Although residents did approve the warrant article by a vote of 117-116, a two-thirds majority was needed to authorize spending the money, officials said.
The small turnout and negative decision are a disappointment, selectmen chairman Mark Sullivan said Tuesday, seeing that just 240 of the town’s 10,500 registered voters attended the meeting.
“I guess it just comes down to taxation and money, and people have had enough,’’ Sullivan said. “I don’t think anyone disagrees that it is needed, but people are hurting, and they have no spare change.”
Selectmen and members of the town’s permanent municipal building committee have pushed the effort to replace the cramped and leaky 50-year-old South Street town hall with a more spacious, modern facility on the same site.
But the Advisory Committee — which recommends or rejects support of such articles — could not agree, its 4-4 tie ultimately dooming the Town Meeting article. The committee’s vote was based on a report that the project, estimated to cost around $8 million, would actually come in closer to $11 million, all told.
An ad hoc committee of retired professionals has said for years that renovation of the existing town hall is the way to go. Member Richard Heydecker, a retired architect, has continually made the case that the town did not complete even the most basic of repairs to lengthen the building’s life.
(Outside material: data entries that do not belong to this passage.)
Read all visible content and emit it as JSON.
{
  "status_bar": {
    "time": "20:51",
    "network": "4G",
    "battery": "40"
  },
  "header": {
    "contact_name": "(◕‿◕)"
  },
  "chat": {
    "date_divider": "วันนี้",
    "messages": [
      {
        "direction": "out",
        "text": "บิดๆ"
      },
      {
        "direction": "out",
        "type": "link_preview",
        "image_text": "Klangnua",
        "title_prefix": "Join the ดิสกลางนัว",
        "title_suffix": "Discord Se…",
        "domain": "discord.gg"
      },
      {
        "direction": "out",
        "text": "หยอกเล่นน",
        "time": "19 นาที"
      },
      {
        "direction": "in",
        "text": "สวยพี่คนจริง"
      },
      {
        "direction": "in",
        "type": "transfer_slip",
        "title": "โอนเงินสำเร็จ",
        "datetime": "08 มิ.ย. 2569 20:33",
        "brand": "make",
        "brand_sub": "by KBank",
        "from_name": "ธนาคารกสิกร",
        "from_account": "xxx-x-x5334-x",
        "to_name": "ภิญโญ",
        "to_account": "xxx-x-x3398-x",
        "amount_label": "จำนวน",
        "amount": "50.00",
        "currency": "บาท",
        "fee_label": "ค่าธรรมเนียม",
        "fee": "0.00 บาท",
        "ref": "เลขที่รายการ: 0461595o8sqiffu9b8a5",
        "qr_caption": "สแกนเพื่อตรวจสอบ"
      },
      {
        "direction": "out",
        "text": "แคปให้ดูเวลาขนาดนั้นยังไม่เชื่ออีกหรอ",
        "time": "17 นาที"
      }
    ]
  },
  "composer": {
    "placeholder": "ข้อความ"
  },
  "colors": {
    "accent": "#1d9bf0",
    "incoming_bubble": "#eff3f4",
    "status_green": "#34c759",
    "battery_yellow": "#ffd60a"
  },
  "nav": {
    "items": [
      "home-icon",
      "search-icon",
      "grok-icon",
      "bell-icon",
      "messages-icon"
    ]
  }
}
The building, at almost 7,000 square feet, has asbestos-lined pipes, a leaky roof and walls, and its ceiling panels contain lead dust from a former police shooting range in the basement.
The proposed new building, at about 17,000 feet, meanwhile, had been pegged by some opponents as “the Taj Mahal.”
A 2011 vote for design funds was postponed so proponents could make a better case, and a similar request last December was pulled from the Special Town Meeting warrant for the same reason. Discussions ramped up again in July after rain flooded the building’s lower level and employees’ work spaces had to be moved to a ground-floor conference room.
Selectmen had hoped to get approval to transfer the design funds from the town’s stabilization account and request the full construction amount to a May Town Meeting.
On Tuesday, however, Sullivan said Monday’s vote shows that a new town hall is not a priority for voters, and officials will now discuss steps to move employees somewhere else.